The interesting thing was that wheat did not really partici- pate in the slide as it normally would. Chicago wheat was the weakest of the three major wheat prices, only down a nickel at the close, after rising early in the session to its highest point since June 24. The other two major wheat contracts, Kansas City (up 7) and Minneapolis (down 3), were also stronger than would ordinarily be expected in the light of lower corn and beans. Portland white wheat managed to stay just steady at about $7.14 per bushel through the whole episode.

The bears are running corn and soybeans, while the bulls seem to be taking charge of wheat. It is unusual for wheat to run so independently of the sister grains. The price difference between December corn and wheat futures contracts is running in the $2.40 per bushel range. Wheat is nearly always above corn, but "normal" is closer to $1.25.

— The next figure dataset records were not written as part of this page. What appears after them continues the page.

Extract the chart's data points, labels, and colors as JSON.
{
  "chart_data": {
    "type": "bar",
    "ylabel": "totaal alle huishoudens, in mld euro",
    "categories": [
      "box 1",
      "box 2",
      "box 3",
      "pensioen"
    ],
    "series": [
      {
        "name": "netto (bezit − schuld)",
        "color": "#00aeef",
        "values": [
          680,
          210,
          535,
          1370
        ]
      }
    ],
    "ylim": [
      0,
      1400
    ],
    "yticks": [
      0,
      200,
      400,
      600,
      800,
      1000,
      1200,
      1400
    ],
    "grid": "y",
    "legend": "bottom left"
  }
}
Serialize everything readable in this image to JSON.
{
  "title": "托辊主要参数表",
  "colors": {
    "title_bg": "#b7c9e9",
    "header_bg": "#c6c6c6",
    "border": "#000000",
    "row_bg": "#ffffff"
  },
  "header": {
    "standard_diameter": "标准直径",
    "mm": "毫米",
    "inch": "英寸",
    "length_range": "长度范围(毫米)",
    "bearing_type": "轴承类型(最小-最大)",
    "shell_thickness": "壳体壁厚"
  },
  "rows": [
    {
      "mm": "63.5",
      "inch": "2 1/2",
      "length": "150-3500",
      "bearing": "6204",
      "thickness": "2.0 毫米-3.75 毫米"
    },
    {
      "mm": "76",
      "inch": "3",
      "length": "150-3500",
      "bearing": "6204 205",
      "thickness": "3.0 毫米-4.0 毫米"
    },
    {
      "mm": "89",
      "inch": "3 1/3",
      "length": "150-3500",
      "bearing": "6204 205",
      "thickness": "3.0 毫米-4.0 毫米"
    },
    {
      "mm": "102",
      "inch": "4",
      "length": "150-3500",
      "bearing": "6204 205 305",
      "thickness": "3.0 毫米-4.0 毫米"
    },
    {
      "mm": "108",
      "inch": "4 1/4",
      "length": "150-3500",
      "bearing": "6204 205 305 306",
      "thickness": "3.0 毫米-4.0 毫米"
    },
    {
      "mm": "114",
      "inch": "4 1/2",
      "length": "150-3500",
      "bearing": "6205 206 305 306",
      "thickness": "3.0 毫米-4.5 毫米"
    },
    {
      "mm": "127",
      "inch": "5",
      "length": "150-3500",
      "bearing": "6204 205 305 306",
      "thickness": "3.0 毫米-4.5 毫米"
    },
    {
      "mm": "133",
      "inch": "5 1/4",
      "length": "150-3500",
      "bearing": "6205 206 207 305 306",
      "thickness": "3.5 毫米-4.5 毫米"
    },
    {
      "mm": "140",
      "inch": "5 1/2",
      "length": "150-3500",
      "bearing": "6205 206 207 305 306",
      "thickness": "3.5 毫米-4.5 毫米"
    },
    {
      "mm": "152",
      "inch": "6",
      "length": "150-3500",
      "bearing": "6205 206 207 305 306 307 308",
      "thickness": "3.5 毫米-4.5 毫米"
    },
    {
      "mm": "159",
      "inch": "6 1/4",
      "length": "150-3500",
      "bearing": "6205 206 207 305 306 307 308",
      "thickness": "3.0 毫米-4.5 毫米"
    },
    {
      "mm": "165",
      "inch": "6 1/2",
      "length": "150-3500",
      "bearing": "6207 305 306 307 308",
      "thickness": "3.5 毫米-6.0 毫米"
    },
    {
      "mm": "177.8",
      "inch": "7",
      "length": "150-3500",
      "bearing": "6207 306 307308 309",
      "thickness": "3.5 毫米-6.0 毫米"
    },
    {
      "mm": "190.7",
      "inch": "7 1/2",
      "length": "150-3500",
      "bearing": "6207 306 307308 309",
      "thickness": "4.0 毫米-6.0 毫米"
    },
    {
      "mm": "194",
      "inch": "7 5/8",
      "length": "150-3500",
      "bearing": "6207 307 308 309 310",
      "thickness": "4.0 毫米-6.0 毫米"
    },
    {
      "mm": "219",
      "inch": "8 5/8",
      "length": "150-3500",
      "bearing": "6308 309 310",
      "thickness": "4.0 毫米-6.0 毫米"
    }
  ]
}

Wheat contracts have been this far above corn only three brief periods in history: once in 1973/4 ($3.04 maximum), once in 2007/8 ($5.66 max) and again for a short time in the spring of 2010 (topped at $2.54). Eventually this relationship has always adjusted back to something closer to mid-range. Wheat may drop toward corn, corn may come up toward wheat, or both may move in the same direction with wheat falling more rapidly or rising more slowly than corn. Of course if they could choose, the wheat guys want to see corn come back up, but corn harvest is coming on now, so this will probably have to wait.

Meanwhile, wheat is seeing good export sales, a weaker US dollar, which makes US sources of wheat less expensive for foreign buyers, and a good chart formation with a defined new uptrend, now trading 50-60 cents above recent life-of- contract lows. The large speculative traders, holding a net 41,395 short-sold futures contracts at last report, are drawing comfort from the proximity of corn and soybean harvest. But if they decide to reverse out of their positions, that's a lot of buying power waiting in the wings.

This week's job is to observe corn and bean price behavior for additional weakness. Wheat needs to see at least a stable coarse grain market to hold onto or add to recent gains.

Information and opinions contained herein come from sources believed to be reliable, but are not guaranteed as to accuracy or completeness. The risk of loss in trading futures and/or options is substantial. Each investor must consider whether this is a suitable investment. When trading futures and/or options, it is possible to lose more than the full value of your account. All funds committed should be risk capital.